Being a dreamer has always been dangerous.
Religion and dream research psychologist Kelly Bulkeley said so in Monday’s Interfaith Lecture Series in the Hall of Philosophy, in his address “Big Dreams: The Science of Dreaming and the Origins of Religion.” Bulkeley’s lecture was the first exploring Week One’s interfaith theme “Inventing God? A Brief History of Religions.”
Bulkeley began his lecture by asking audience members to recall a dream, specifically the most vivid dream they’ve ever experienced. Once they conjured up a dream, participants were to title their dream as if it were an artistic work. He finally encouraged audience members to recount their piece to others. In this “oniric ritual” of shared experiences, he said, dreamers could acknowledge other dreamers.
“We are all dreamers, and in our dreams we catch glimpses of our common humanity and our countless potential for collective growth,” said Bulkeley, founder and director of the Sleep and Dream Database.
That potential isn’t exclusive to the number of dreams an individual experiences, though. For Bulkeley, it’s quality over quantity, even in the extreme case of a middle-aged man who came to him in a dream-sharing class, confessing he could only remember one dream from his entire life. Bulkeley said the reflection that stems from those experiences is the most important part. Often, he is able to link solitary dreams to spiritual.
“Dreaming is imaginative play in sleep,” he said. “Think of all of the different animals you see playing. Play is an evolutionary feature of the lifespan for many creatures, particularly in the early phases of their development.”
Bulkeley believes “those same evolutionary dynamics in play are also active in our sleep, giving rise to dreams.” Rapid eye movement, or REM sleep, is an indicator of constant brain activity, human minds “not just shutting off like a light switch and turning back on when we wake up in the morning,” he said. His research thus far has led him to present four theories suggesting historically, dreams have always acted outside of the eight-hour shuteye window.

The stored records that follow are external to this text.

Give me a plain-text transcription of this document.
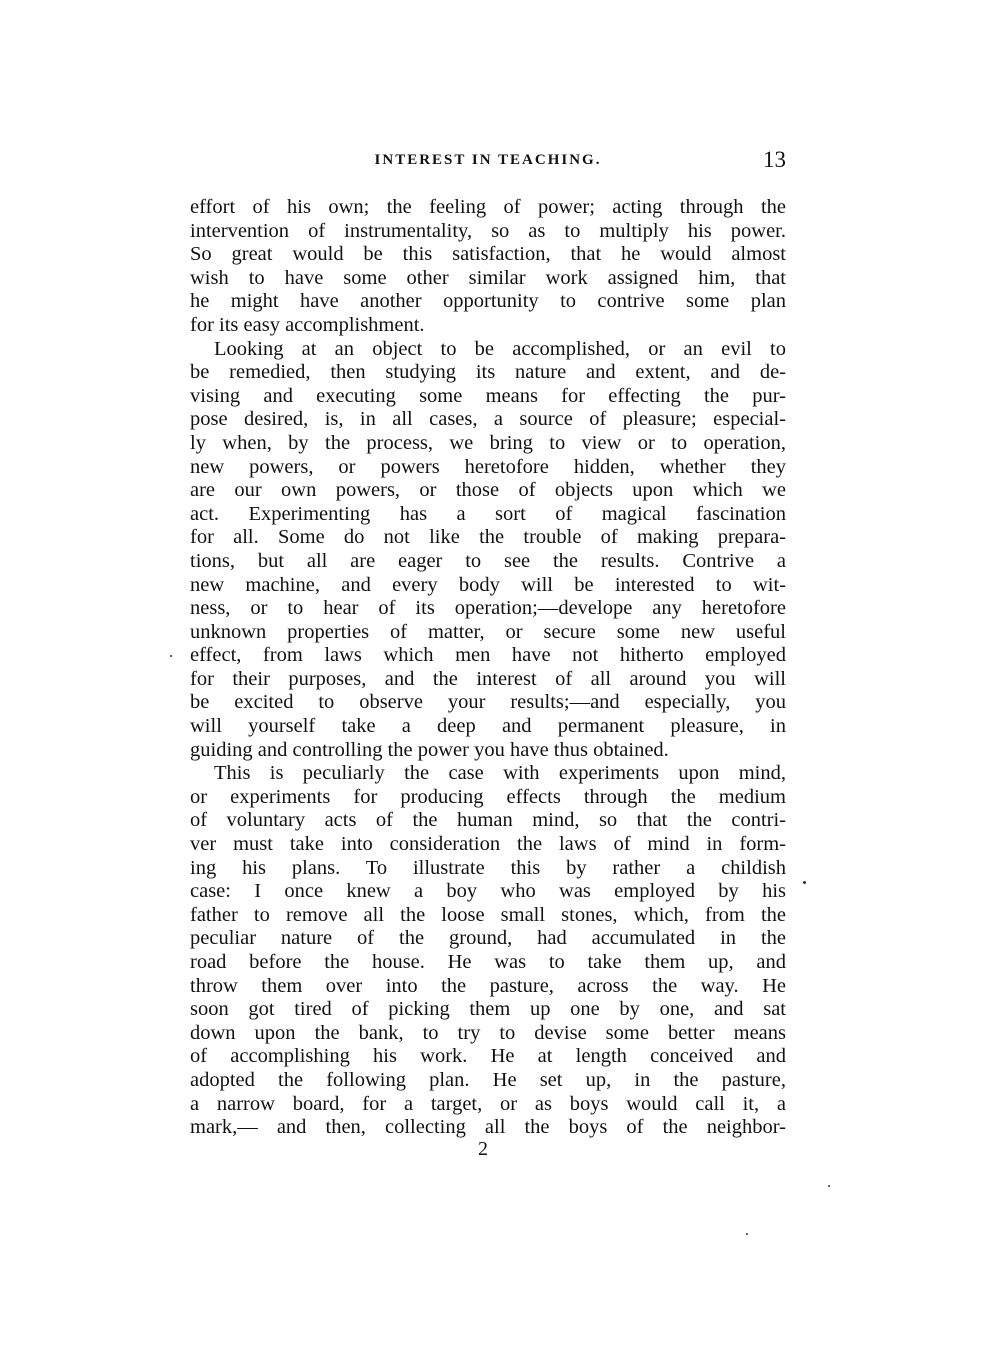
INTEREST IN TEACHING.	13
effort of his own; the feeling of power; acting through the
intervention of instrumentality, so as to multiply his power.
So great would be this satisfaction, that he would almost
wish to have some other similar work assigned him, that
he might have another opportunity to contrive some plan
for its easy accomplishment.
Looking at an object to be accomplished, or an evil to
be remedied, then studying its nature and extent, and de-
vising and executing some means for effecting the pur-
pose desired, is, in all cases, a source of pleasure; especial-
ly when, by the process, we bring to view or to operation,
new powers, or powers heretofore hidden, whether they
are our own powers, or those of objects upon which we
act. Experimenting has a sort of magical fascination
for all. Some do not like the trouble of making prepara-
tions, but all are eager to see the results. Contrive a
new machine, and every body will be interested to wit-
ness, or to hear of its operation;—develope any heretofore
unknown properties of matter, or secure some new useful
effect, from laws which men have not hitherto employed
for their purposes, and the interest of all around you will
be excited to observe your results;—and especially, you
will yourself take a deep and permanent pleasure, in
guiding and controlling the power you have thus obtained.
This is peculiarly the case with experiments upon mind,
or experiments for producing effects through the medium
of voluntary acts of the human mind, so that the contri-
ver must take into consideration the laws of mind in form-
ing his plans. To illustrate this by rather a childish
case: I once knew a boy who was employed by his
father to remove all the loose small stones, which, from the
peculiar nature of the ground, had accumulated in the
road before the house. He was to take them up, and
throw them over into the pasture, across the way. He
soon got tired of picking them up one by one, and sat
down upon the bank, to try to devise some better means
of accomplishing his work. He at length conceived and
adopted the following plan. He set up, in the pasture,
a narrow board, for a target, or as boys would call it, a
mark,— and then, collecting all the boys of the neighbor-
2
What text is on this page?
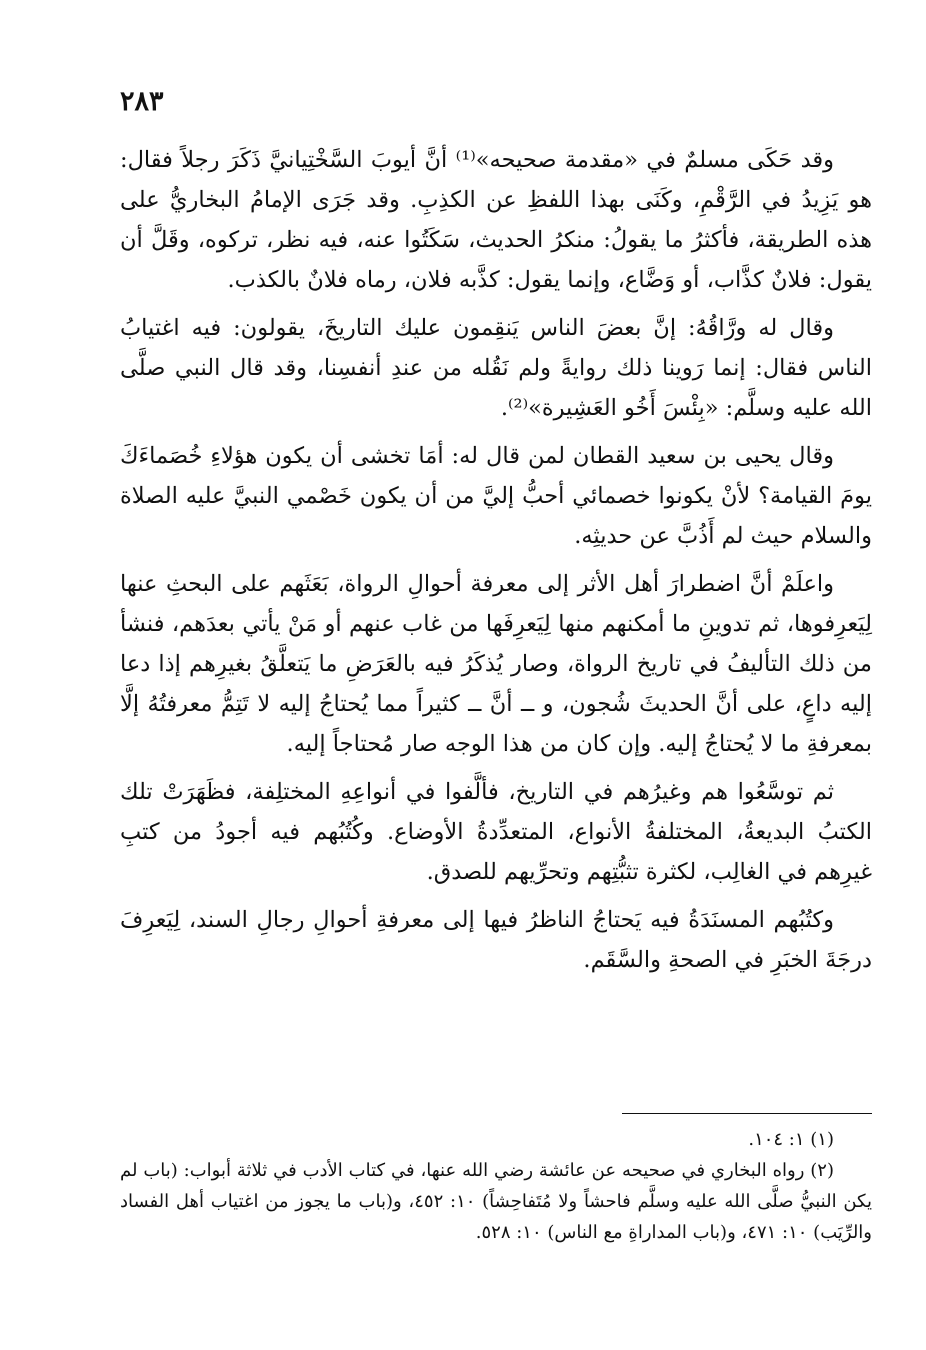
٢٨٣

وقد حَكَى مسلمٌ في «مقدمة صحيحه»⁽¹⁾ أنَّ أيوبَ السَّخْتِيانيَّ ذَكَرَ رجلاً فقال: هو يَزِيدُ في الرَّقْمِ، وكَنَى بهذا اللفظِ عن الكذِبِ. وقد جَرَى الإمامُ البخاريُّ على هذه الطريقة، فأكثرُ ما يقولُ: منكرُ الحديث، سَكَتُوا عنه، فيه نظر، تركوه، وقَلَّ أن يقول: فلانٌ كذَّاب، أو وَضَّاع، وإنما يقول: كذَّبه فلان، رماه فلانٌ بالكذب.

وقال له ورَّاقُهُ: إنَّ بعضَ الناس يَنقِمون عليك التاريخَ، يقولون: فيه اغتيابُ الناس فقال: إنما رَوينا ذلك روايةً ولم نَقُله من عندِ أنفسِنا، وقد قال النبي صلَّى الله عليه وسلَّم: «بِئْسَ أَخُو العَشِيرة»⁽²⁾.

وقال يحيى بن سعيد القطان لمن قال له: أمَا تخشى أن يكون هؤلاءِ خُصَماءَكَ يومَ القيامة؟ لأنْ يكونوا خصمائي أحبُّ إليَّ من أن يكون خَصْمي النبيَّ عليه الصلاة والسلام حيث لم أَذُبَّ عن حديثِه.

واعلَمْ أنَّ اضطرارَ أهل الأثر إلى معرفة أحوالِ الرواة، بَعَثَهم على البحثِ عنها لِيَعرِفوها، ثم تدوينِ ما أمكنهم منها لِيَعرِفَها من غاب عنهم أو مَنْ يأتي بعدَهم، فنشأ من ذلك التأليفُ في تاريخ الرواة، وصار يُذكَرُ فيه بالعَرَضِ ما يَتعلَّقُ بغيرِهم إذا دعا إليه داعٍ، على أنَّ الحديثَ شُجون، و ــ أنَّ ــ كثيراً مما يُحتاجُ إليه لا تَتِمُّ معرفتُهُ إلَّا بمعرفةِ ما لا يُحتاجُ إليه. وإن كان من هذا الوجه صار مُحتاجاً إليه.

ثم توسَّعُوا هم وغيرُهم في التاريخ، فألَّفوا في أنواعِهِ المختلِفة، فظَهَرَتْ تلك الكتبُ البديعةُ، المختلفةُ الأنواع، المتعدِّدةُ الأوضاع. وكُتُبُهم فيه أجودُ من كتبِ غيرِهم في الغالِب، لكثرة تثبُّتِهم وتحرِّيهم للصدق.

وكتُبُهم المسنَدَةُ فيه يَحتاجُ الناظرُ فيها إلى معرفةِ أحوالِ رجالِ السند، لِيَعرِفَ درجَةَ الخبَرِ في الصحةِ والسَّقَم.

(١) ١: ١٠٤.

(٢) رواه البخاري في صحيحه عن عائشة رضي الله عنها، في كتاب الأدب في ثلاثة أبواب: (باب لم يكن النبيُّ صلَّى الله عليه وسلَّم فاحشاً ولا مُتَفاحِشاً) ١٠: ٤٥٢، و(باب ما يجوز من اغتياب أهل الفساد والرِّيَب) ١٠: ٤٧١، و(باب المداراةِ مع الناس) ١٠: ٥٢٨.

In a network of caves in southern Europe, the writing’s on the wall. Late Paleolithic people created an expanse of designs on the caves’ interiors, depicting the animate and inanimate simultaneously, leading Bulkeley to coin his first theory, “symbolic play.” He said these paintings indicate a desire for innovation, serving as some of the “oldest dream journals in history.” The artistic works tended to stimulate deeper, more overtly religious slumber.
“I think we should appreciate the ingenuity of these Paleolithic people who endured the simplest of materials to create the powerful tool for intensified dreaming,” Bulkeley said.
Within the same general timeframe, Australian Aboriginals were experimenting with their own mythic beliefs, their theory of “the dreamtime” spreading to surrounding island communities. To them, Bulkeley said, dreaming acted as a “soul release” while an individual nodded off.
“The myth tells of a realm outside our ordinary time and space, yet penetrating every aspect of daily life,” he said. “The ancestors brought this realm into life by means of their generative dreaming and singing and striding across the land.”
Bulkeley discussed a group of early immigrants to America who operated in a hunter-gatherer, survival-oriented mode. Their knowledge of some plants, animals and landscapes was said to be the first in human history, and because of their exposure to so many seemingly new species, they were classified as “favored dreamers.” During a transition period from adolescence to adulthood, young people were exposed to “vision quest,” a period of “extreme deprivation” and exposure to the elements, which often led to formation of a new, more adult-like identity.
Finally, he spoke of Asclepius, the Greek healing god known for temple practice of “dream incubation.” This method sought to evoke a particular type of dream, honing in on symptoms of suffering and increases in physical health.
Through all of these methodologies, Bulkeley said, emerged not only individual enrichment, but community enhancement as well.
“I believe the most powerful contribution of dreaming to human religiosity is that it stimulates a playful openness to new life,” he said. “What could you learn about yourself if you were able to track the symbols and motifs of your dreams across the course of your whole life? What kind of dialogue could you generate with your dreaming self?”